Jeff Neal for C.U.R.E. - Certain Unalienable Rights Endowment

Civil Discussion – Huh?

In Opinion on November 22, 2013 at 4:46 pm

When did wanting to be free make you the bad guy? When Patrick Henry said, “Give me liberty or give me death” did a crowd form to watch the hanging and divvy up his estate?

After a long, ultimately fruitless, attempt to dissuade a liberal thinker from advocating the use of state force to compel me to adopt his version of what’s right for my life and surrender control of my income to Barack Obama to feed the hungry, heal the sick and stop the rise of the oceans, I cursed. Whereupon I was asked to excuse myself from the dialogue, because I had breached the stated rules of the ‘civil discussion’ about matters of political thought.

My sign off is repeated below:

For the record, one last time:

A discussion in which one of the participants suggests that he or the state is justly possessed of the right to use force to coerce another man to act against his will or contrary to his interest (absent his having done so with regard to another man) does not qualify as a civil discussion, and I have no interest in giving that sort of discussion or any of its participants a moment’s further thought.

That you refrain from using profanity, while precious, does not change the evil premise of the discourse nor does it excuse the ugliness of your willingness, nay your promise, to enlist the state to use force to get your way, merely because a random number of people, comprising one more than 50% of those who showed up, pulled the same lever in the voting booth. Your irrational assertion that the outcome of an election justly endows you or the state with such power over other men is not supported by a second unsubstantiated assertion that your view of benevolence directed at the common good trumps my right to my life.

Now, depart from me or I shall once again fart in your general direction and taunt you yet again.  (OK, maybe that was pushing it, but cut me some slack.)
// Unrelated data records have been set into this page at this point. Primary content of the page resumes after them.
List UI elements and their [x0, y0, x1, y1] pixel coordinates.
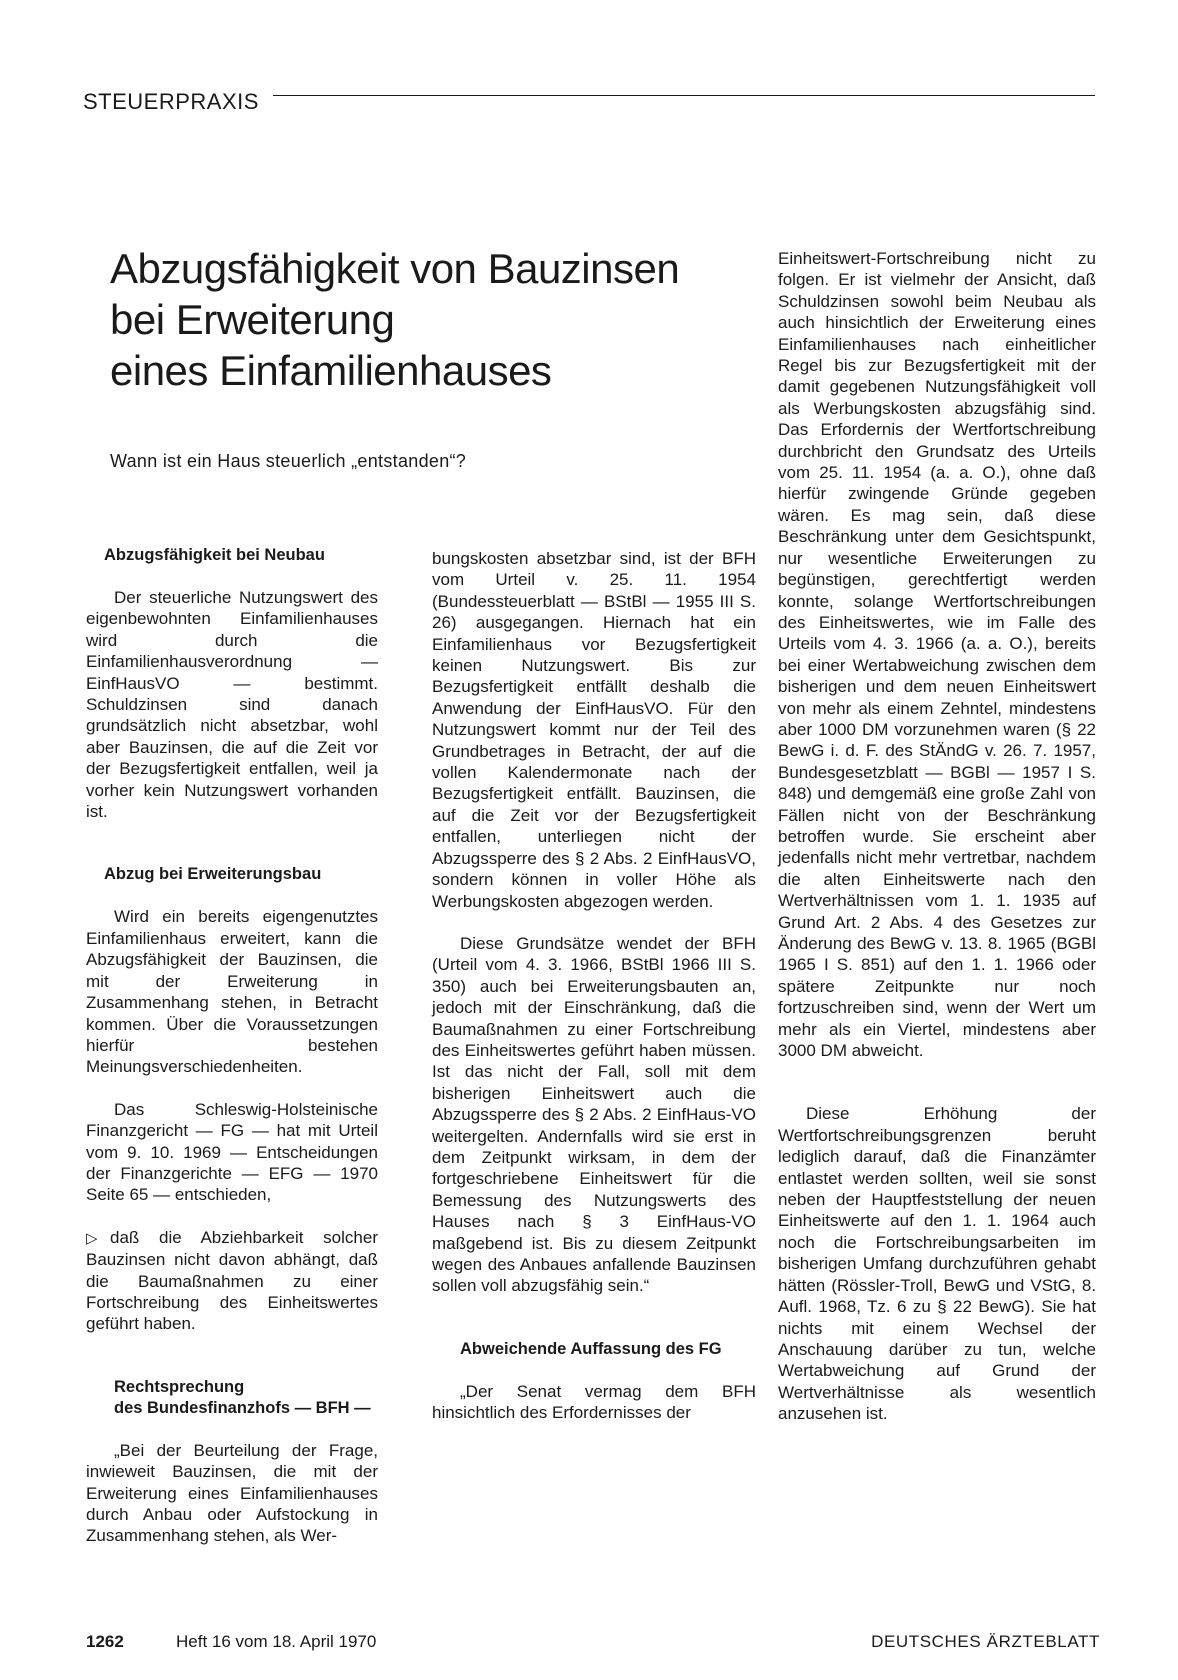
paragraph: Das Schleswig-Holsteinische Finanzgericht — FG — hat mit Urteil vom 9. 10. 1969 — Entscheidungen der Finanzgerichte — EFG — 1970 Seite 65 — entschieden,	[86, 1099, 378, 1205]
section-heading: Abzug bei Erweiterungsbau	[104, 865, 322, 884]
article-subtitle: Wann ist ein Haus steuerlich „entstanden“?	[110, 451, 467, 471]
paragraph: Diese Erhöhung der Wertfortschreibungsgrenzen beruht lediglich darauf, daß die Finanzämter entlastet werden sollten, weil sie sonst neben der Hauptfeststellung der neuen Einheitswerte auf den 1. 1. 1964 auch noch die Fortschreibungsarbeiten im bisherigen Umfang durchzuführen gehabt hätten (Rössler-Troll, BewG und VStG, 8. Aufl. 1968, Tz. 6 zu § 22 BewG). Sie hat nichts mit einem Wechsel der Anschauung darüber zu tun, welche Wertabweichung auf Grund der Wertverhältnisse als wesentlich anzusehen ist.	[778, 1104, 1096, 1424]
paragraph: „Der Senat vermag dem BFH hinsichtlich des Erfordernisses der	[432, 1381, 756, 1423]
journal-name: DEUTSCHES ÄRZTEBLATT	[871, 1632, 1100, 1651]
section-heading-line-2: des Bundesfinanzhofs — BFH —	[114, 1398, 371, 1417]
page-number: 1262	[86, 1632, 124, 1651]
header-rule	[273, 95, 1095, 96]
triangle-bullet-icon: ▷	[86, 1229, 98, 1247]
section-heading: Abzugsfähigkeit bei Neubau	[104, 546, 325, 564]
paragraph: Diese Grundsätze wendet der BFH (Urteil vom 4. 3. 1966, BStBl 1966 III S. 350) auch bei Erweiterungsbauten an, jedoch mit der Einschränkung, daß die Baumaßnahmen zu einer Fortschreibung des Einheitswertes geführt haben müssen. Ist das nicht der Fall, soll mit dem bisherigen Einheitswert auch die Abzugssperre des § 2 Abs. 2 EinfHaus-VO weitergelten. Andernfalls wird sie erst in dem Zeitpunkt wirksam, in dem der fortgeschriebene Einheitswert für die Bemessung des Nutzungswerts des Hauses nach § 3 EinfHaus-VO maßgebend ist. Bis zu diesem Zeitpunkt wegen des Anbaues anfallende Bauzinsen sollen voll abzugsfähig sein.“	[432, 933, 756, 1296]
section-heading: Abweichende Auffassung des FG	[460, 1339, 722, 1358]
title-line-2: bei Erweiterung	[110, 296, 395, 343]
text-column-1	[86, 545, 378, 1547]
paragraph: Der steuerliche Nutzungswert des eigenbewohnten Einfamilienhauses wird durch die Einfamilienhausverordnung — EinfHausVO — bestimmt. Schuldzinsen sind danach grundsätzlich nicht absetzbar, wohl aber Bauzinsen, die auf die Zeit vor der Bezugsfertigkeit entfallen, weil ja vorher kein Nutzungswert vorhanden ist.	[86, 588, 378, 822]
issue-info: Heft 16 vom 18. April 1970	[176, 1632, 377, 1651]
paragraph: „Bei der Beurteilung der Frage, inwieweit Bauzinsen, die mit der Erweiterung eines Einfamilienhauses durch Anbau oder Aufstockung in Zusammenhang stehen, als Wer-	[86, 1440, 378, 1546]
text-column-2	[432, 548, 756, 1424]
section-label: STEUERPRAXIS	[83, 89, 259, 114]
bullet-text: daß die Abziehbarkeit solcher Bauzinsen nicht davon abhängt, daß die Baumaßnahmen zu einer Fortschreibung des Einheitswertes geführt haben.	[86, 1227, 378, 1334]
title-line-3: eines Einfamilienhauses	[110, 347, 552, 394]
text-column-3	[778, 248, 1096, 1425]
bullet-paragraph	[86, 1227, 378, 1335]
article-title	[110, 243, 750, 396]
paragraph: bungskosten absetzbar sind, ist der BFH vom Urteil v. 25. 11. 1954 (Bundessteuerblatt — BStBl — 1955 III S. 26) ausgegangen. Hiernach hat ein Einfamilienhaus vor Bezugsfertigkeit keinen Nutzungswert. Bis zur Bezugsfertigkeit entfällt deshalb die Anwendung der EinfHausVO. Für den Nutzungswert kommt nur der Teil des Grundbetrages in Betracht, der auf die vollen Kalendermonate nach der Bezugsfertigkeit entfällt. Bauzinsen, die auf die Zeit vor der Bezugsfertigkeit entfallen, unterliegen nicht der Abzugssperre des § 2 Abs. 2 EinfHausVO, sondern können in voller Höhe als Werbungskosten abgezogen werden.	[432, 549, 756, 911]
paragraph: Wird ein bereits eigengenutztes Einfamilienhaus erweitert, kann die Abzugsfähigkeit der Bauzinsen, die mit der Erweiterung in Zusammenhang stehen, in Betracht kommen. Über die Voraussetzungen hierfür bestehen Meinungsverschiedenheiten.	[86, 907, 378, 1077]
page-header	[83, 90, 1095, 122]
title-line-1: Abzugsfähigkeit von Bauzinsen	[110, 245, 680, 292]
paragraph: Einheitswert-Fortschreibung nicht zu folgen. Er ist vielmehr der Ansicht, daß Schuldzinsen sowohl beim Neubau als auch hinsichtlich der Erweiterung eines Einfamilienhauses nach einheitlicher Regel bis zur Bezugsfertigkeit mit der damit gegebenen Nutzungsfähigkeit voll als Werbungskosten abzugsfähig sind. Das Erfordernis der Wertfortschreibung durchbricht den Grundsatz des Urteils vom 25. 11. 1954 (a. a. O.), ohne daß hierfür zwingende Gründe gegeben wären. Es mag sein, daß diese Beschränkung unter dem Gesichtspunkt, nur wesentliche Erweiterungen zu begünstigen, gerechtfertigt werden konnte, solange Wertfortschreibungen des Einheitswertes, wie im Falle des Urteils vom 4. 3. 1966 (a. a. O.), bereits bei einer Wertabweichung zwischen dem bisherigen und dem neuen Einheitswert von mehr als einem Zehntel, mindestens aber 1000 DM vorzunehmen waren (§ 22 BewG i. d. F. des StÄndG v. 26. 7. 1957, Bundesgesetzblatt — BGBl — 1957 I S. 848) und demgemäß eine große Zahl von Fällen nicht von der Beschränkung betroffen wurde. Sie erscheint aber jedenfalls nicht mehr vertretbar, nachdem die alten Einheitswerte nach den Wertverhältnissen vom 1. 1. 1935 auf Grund Art. 2 Abs. 4 des Gesetzes zur Änderung des BewG v. 13. 8. 1965 (BGBl 1965 I S. 851) auf den 1. 1. 1966 oder spätere Zeitpunkte nur noch fortzuschreiben sind, wenn der Wert um mehr als ein Viertel, mindestens aber 3000 DM abweicht.	[778, 249, 1096, 1061]
section-heading-line-1: Rechtsprechung	[114, 1377, 245, 1396]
It is becoming unbearable to listen to the personal insults and the mockery of my wish to be free of other men’s illegitimate claims on my life. I have no quarrel with another man’s desire to help the poor or fund medical research the way he sees fit, I just ask that he stop putting the cost of his benevolence on my sons’ tabs. I ask for only one thing in return – the reciprocal favor, the right to be benevolent and alive on my terms without sending his children the bill. Seems fair, no?

Why is that so difficult for so many people to accept? Why am I greedy, heartless and evil for wanting everyone to dispose of his income as he pleases, whereas my former liberal friend wants sainthood for his willingness to use the IRS’s guns to confiscate “a fair share” of your neighbors’ money for the common good?